The actual flying part was fairly routine…at least until it got windy, but that’s another story.  The job saw me do some fairly notable extracurriculars, including climbing in and outside of the balloon, sitting on the top aimlessly for an hour and using climbing gear to chop down trees down a ravine leading down to the White River until I threw up my breakfast and conceded the fact that I’ll never grow up to be the lumberjack my parents had always hoped I would.

Maybe the most significant thing I remember, though, was how the longer I worked there, the more I thought about the balloon.  And the more my nightmares suggested that things, potentially, could go very wrong if Jerry Bruckheimer were directing my life.  Given the lack of plot development so far, I’m not sure this isn’t the case.

Nightmares usually ranged from storms rolling into our site and spawning a series of tornadoes that destroyed everything to giant windstorms that blew down houses but didn’t deter my duty to get to the chopper balloon.  Seriously.  The basic mentality you take out of the first month is that, even if the world is coming to an end, even if the sky is ebbing an apocalyptic shade of red and the Lions are Super Bowl champions, you need to take care of the balloon first.

So you have a lot of nightmares about those things happening.  Drew Stanton throwing the game-winning touchdown.  Shudder.

You also, on the job, begin inventing things that could go wrong.  Because really, at the end of the day, it’s a machine.  An attraction.  A mechanical operation.  And while the manufacturer has a perfect safety record, I’m a creative kid.  My mind likes to craft what-ifs.

The biggest what-if I came up with was uncoupling.

Or as Jesse James calls it, Saturday.


My focus, though, was always on those four red rings you see in the picture above.  Those constitute the four steel rings or couplings that help attach the cable’s terminal to the wire ropes of the balloon’s load ring.  Put simply, they keep the balloon attached to the cable, along the terminal/swivel below them.

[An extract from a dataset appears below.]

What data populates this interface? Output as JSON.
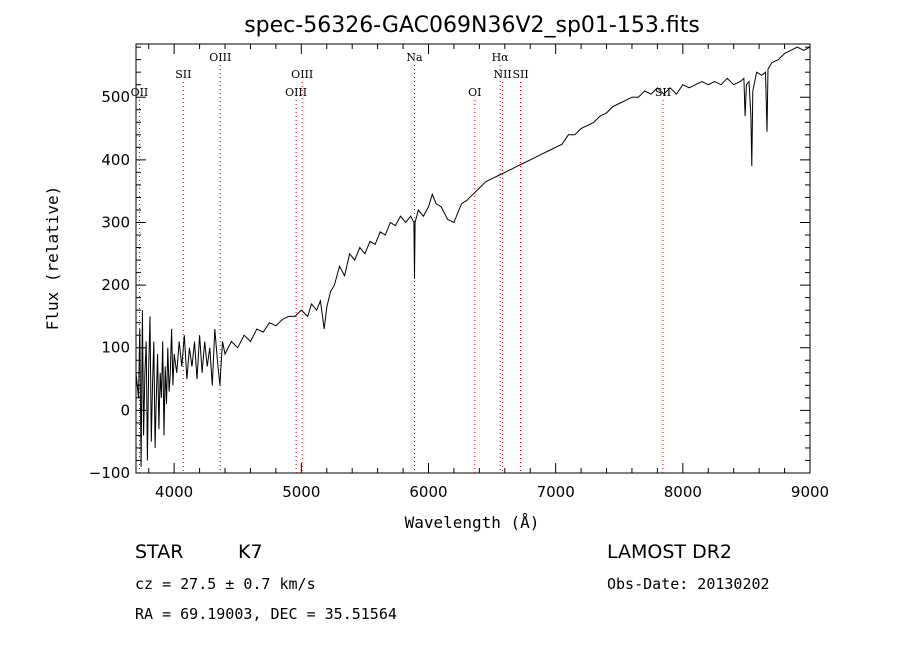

So you can imagine, if there is an area primarily concerned with keeping you, you know, attached to the ground, I would be keeping an eye on it.

Yeah, it can free fly, but I wouldn’t want it to.  I’m a big fan of the up-down on-off operation.  Anything remotely threatening that process was basically my worst nightmare.

Now, I never had a problem with these rings when I first started working there.  But like any semi-complex operation, the longer you work, the more margin for error you realize, however improbable it may be.  Also, to the credit of my burgeoning paranoia, I saw the freaking thing disassembled once during a maintenance inspection, so I knew — at the behest of tools at least — it was possible to disassemble.  Convincing my mind some freak, Final Destination-esque occurrence couldn’t do the same was futile.

So when the job got completely routine: get in, lock door, prep flight log, check instrument panel, give speech, get going, keep talking with passengers…when I had the routine down pat?  My eyes always drifted to those red rings.  I may have been saying something to passengers, pointing out landmarks, instructing them about the physics of the operation, but my mind was saying all the while it’s going to be this flight, it’s going to be this flight, it’s going to be this flight.

It never was, OBVIOUSLY (okay, am I Fisher or Dodson now?)  But I always thought about how I’d probably make national news if it happened, and either I’d be some huge hero like Captain Sully for landing a runaway balloon or the captain of the inflatable Titanic.

In summary, the thought of uncoupling made me want to curl up in a fetal position mid-flight, when I realized I was over 200 feet in the air and climbing.  Of course nothing shook me like catching a 30 mph wind gust at elevation, though.  Imagine that gondola violently shifting and threatening to make contact with the cable.  Yeah.  Scary stuff, to say the least.

But hey, I’m still here.  I’m still standing.